Post by : Saif Nasser
Colon cancer ranks among the leading health issues globally. The World Health Organization reported that in 2022, over 1.9 million individuals were diagnosed with colon or colorectal cancer. Projections state that by 2040, this figure could rise to approximately 3.2 million cases annually, emphasizing the need for heightened awareness, routine screenings, and promoting healthier lifestyle choices.
While many are aware of the digestive benefits of fiber, NHS surgeon Dr. Karan Rajan has pointed out the crucial role calcium plays in colon health. Typically associated with bone strength, recent findings suggest that calcium significantly contributes to lowering the risk of colon cancer.
Dr. Rajan noted that consuming around 300 milligrams of calcium daily through food may reduce colon cancer risk by approximately 17 percent. This insight is based on a study published in January 2025 in the journal Nature Communications, which observed over half a million women over 16 years. The extensive duration and participant count lend robust credibility to the results, indicating that calcium's protective effect holds firm across various factors, including age, body weight, smoking, activity levels, and family medical history.
Research shows that calcium serves more purposes than merely bolstering bone density. Inside the human body, it binds with bile acids released during digestion. This process transforms those acids into harmless substances, safeguarding the colon’s inner lining from damage and irritation. A healthy lining significantly lowers the probability of abnormal cell alterations, which is vital since such changes can pave the way for cancer development.
According to Dr. Rajan, achieving 300 milligrams of calcium does not necessitate rare or pricey foods. A standard glass of milk provides this requirement, as does a bowl of plain yogurt. Two tablespoons of chia seeds yield nearly 200 milligrams, while a cup of cooked leafy greens like collard greens offers substantial amounts as well. Incorporating these simple items into daily meals can easily meet calcium needs.
For those who avoid dairy, effective calcium sources are also available in plant-based foods. The study confirms that both dairy and plant-derived calcium deliver equivalent protective benefits, a crucial insight for those who favor plant-based diets for health, ethical, or personal reasons.
Dr. Rajan highlighted that calcium obtained from whole foods is superior to that from supplements. His findings suggest that calcium supplements only reduce colon cancer risk by about 9 percent, while food-derived calcium achieves a remarkable 17 percent reduction. This difference can be attributed to the synergistic benefits provided by other nutrients found in whole foods that supplements cannot replicate.
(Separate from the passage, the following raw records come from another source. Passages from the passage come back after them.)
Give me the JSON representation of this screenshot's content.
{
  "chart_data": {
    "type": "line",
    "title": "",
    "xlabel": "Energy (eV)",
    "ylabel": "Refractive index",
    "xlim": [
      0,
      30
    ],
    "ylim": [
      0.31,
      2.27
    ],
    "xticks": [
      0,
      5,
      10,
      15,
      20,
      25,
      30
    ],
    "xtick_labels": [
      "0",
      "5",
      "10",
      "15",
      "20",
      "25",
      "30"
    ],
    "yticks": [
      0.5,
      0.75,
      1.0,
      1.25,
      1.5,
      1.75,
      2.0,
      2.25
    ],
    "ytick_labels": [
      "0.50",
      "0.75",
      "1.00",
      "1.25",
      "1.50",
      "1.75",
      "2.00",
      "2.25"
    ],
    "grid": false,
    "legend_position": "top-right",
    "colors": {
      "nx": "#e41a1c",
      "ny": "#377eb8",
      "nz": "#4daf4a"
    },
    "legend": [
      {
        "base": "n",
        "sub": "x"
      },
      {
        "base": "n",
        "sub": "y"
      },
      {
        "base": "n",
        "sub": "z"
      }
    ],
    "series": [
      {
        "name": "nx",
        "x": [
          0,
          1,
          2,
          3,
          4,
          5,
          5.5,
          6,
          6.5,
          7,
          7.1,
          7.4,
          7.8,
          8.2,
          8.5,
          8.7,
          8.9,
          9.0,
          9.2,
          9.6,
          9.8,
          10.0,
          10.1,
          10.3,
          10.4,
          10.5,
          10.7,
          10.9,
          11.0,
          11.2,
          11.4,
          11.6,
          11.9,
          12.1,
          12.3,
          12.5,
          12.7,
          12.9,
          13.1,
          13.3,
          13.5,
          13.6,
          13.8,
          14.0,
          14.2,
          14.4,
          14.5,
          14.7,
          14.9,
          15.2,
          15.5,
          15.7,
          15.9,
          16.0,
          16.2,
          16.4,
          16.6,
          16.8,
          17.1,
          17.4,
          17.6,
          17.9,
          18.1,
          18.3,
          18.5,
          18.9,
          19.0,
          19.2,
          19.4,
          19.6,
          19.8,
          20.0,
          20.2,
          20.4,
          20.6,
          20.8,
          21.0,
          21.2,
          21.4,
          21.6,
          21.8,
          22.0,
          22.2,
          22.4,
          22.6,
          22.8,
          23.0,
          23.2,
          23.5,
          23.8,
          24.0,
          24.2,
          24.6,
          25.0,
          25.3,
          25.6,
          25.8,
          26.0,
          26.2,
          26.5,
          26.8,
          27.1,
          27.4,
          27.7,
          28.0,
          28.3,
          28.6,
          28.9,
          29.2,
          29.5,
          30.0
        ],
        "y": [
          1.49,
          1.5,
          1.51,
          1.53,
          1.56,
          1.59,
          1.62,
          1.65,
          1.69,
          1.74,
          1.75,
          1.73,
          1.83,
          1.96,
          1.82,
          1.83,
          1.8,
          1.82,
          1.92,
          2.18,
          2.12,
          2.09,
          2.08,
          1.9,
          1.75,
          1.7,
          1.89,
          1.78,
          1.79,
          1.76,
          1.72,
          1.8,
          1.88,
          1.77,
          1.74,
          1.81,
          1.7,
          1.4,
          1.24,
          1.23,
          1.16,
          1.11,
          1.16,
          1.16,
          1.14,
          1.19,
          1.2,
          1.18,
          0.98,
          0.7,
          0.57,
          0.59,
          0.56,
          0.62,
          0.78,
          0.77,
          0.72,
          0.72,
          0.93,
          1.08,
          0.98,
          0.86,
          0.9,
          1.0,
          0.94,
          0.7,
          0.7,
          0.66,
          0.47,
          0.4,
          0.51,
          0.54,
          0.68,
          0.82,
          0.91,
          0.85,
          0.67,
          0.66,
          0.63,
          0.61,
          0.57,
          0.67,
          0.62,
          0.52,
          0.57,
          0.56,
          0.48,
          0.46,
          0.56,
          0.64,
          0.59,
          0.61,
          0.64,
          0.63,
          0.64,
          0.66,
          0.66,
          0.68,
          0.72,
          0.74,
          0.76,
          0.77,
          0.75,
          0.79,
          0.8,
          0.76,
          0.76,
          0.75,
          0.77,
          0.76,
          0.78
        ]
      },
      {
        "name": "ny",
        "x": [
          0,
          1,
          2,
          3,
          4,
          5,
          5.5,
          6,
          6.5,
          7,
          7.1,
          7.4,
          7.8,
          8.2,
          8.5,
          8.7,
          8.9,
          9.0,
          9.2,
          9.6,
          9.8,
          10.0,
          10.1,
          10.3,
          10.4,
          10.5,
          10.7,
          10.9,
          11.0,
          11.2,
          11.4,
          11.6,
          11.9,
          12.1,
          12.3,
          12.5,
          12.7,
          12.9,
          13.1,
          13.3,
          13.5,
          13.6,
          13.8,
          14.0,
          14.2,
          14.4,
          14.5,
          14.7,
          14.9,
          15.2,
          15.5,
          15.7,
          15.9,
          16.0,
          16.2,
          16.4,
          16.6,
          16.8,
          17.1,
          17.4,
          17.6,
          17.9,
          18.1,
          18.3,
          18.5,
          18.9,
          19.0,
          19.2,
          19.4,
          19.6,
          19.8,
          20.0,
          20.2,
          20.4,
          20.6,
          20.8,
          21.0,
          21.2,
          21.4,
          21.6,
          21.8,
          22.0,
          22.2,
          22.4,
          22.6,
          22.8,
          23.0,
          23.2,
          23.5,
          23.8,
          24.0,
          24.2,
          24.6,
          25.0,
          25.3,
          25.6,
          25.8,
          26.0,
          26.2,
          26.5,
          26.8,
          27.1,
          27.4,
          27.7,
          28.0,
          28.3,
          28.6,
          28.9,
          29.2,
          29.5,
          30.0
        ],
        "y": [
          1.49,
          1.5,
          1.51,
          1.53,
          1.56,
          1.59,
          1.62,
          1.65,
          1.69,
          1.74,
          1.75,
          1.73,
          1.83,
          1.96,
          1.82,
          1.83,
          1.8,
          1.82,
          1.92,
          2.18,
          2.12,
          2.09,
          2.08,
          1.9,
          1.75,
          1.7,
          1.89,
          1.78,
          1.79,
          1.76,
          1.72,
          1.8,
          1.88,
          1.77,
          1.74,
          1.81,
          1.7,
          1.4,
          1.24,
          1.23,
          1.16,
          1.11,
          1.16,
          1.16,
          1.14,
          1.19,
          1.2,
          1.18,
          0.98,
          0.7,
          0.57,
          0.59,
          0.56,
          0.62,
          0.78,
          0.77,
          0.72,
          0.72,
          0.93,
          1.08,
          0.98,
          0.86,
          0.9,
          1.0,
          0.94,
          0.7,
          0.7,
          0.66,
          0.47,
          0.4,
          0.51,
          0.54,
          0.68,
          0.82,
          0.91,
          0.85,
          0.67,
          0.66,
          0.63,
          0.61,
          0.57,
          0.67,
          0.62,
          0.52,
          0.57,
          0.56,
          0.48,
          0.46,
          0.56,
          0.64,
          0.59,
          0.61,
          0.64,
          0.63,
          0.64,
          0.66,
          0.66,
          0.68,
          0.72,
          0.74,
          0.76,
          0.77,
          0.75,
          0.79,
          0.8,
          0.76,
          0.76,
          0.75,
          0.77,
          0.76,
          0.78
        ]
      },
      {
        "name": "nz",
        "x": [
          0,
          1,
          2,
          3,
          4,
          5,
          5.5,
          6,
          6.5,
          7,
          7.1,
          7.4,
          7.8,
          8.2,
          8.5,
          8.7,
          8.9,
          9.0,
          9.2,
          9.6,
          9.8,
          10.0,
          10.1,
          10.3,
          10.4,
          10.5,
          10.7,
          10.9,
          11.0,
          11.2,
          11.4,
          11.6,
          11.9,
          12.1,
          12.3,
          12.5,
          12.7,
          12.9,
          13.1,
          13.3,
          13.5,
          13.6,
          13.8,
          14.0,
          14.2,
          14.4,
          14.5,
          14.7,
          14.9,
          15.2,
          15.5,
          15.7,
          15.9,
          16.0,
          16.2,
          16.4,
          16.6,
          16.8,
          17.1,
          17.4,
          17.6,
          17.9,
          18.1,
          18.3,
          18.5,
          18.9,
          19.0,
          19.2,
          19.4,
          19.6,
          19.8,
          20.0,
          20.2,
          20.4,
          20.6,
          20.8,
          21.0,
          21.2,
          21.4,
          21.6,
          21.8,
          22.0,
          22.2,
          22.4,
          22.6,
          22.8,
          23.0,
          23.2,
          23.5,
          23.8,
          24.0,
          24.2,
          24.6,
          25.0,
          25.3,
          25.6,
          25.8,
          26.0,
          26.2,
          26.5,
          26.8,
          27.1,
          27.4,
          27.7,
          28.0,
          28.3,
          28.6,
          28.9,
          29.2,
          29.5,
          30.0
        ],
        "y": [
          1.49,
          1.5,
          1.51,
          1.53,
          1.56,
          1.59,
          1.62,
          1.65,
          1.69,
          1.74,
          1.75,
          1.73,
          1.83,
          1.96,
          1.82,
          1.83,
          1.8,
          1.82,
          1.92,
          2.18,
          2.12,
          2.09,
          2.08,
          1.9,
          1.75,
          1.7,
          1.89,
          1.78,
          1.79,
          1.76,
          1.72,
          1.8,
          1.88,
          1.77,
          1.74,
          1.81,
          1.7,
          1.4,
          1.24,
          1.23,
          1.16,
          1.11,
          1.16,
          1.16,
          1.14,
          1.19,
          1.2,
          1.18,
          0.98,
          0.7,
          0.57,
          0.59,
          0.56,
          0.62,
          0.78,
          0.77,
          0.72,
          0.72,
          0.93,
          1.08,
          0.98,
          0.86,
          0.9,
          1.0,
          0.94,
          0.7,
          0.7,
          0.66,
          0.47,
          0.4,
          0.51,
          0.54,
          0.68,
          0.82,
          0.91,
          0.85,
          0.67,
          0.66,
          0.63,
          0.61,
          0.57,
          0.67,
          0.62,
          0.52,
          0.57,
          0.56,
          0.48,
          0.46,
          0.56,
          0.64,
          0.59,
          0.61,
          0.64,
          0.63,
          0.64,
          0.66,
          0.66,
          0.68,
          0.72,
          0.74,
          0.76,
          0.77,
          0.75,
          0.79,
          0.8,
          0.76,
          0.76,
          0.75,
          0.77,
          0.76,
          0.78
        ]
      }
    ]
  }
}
Furthermore, pairing calcium-rich foods with fiber enhances their protective effects. Fiber promotes optimal digestion and fosters a healthy gut atmosphere, while calcium ensures the colon's lining remains intact. Together, they provide dual defense against cancer risk.
Simple daily habits can significantly impact health. Incorporating a glass of milk at breakfast, adding yogurt at lunch, preparing leafy greens for dinner, or sprinkling chia seeds on snacks can all contribute to long-term health without major effort or expense.
Colon cancer typically develops gradually and may show no symptoms in its initial phases, making preventive measures essential. Regular screenings are advised after the age of 45, alongside lifestyle adjustments such as avoiding tobacco, moderating alcohol intake, exercising routinely, maintaining a healthy weight, and adhering to a balanced diet.
This guidance aims to empower individuals to make informed dietary choices but is not a substitute for professional medical advice. Those with health concerns should seek consultations with healthcare providers, as health needs vary from person to person.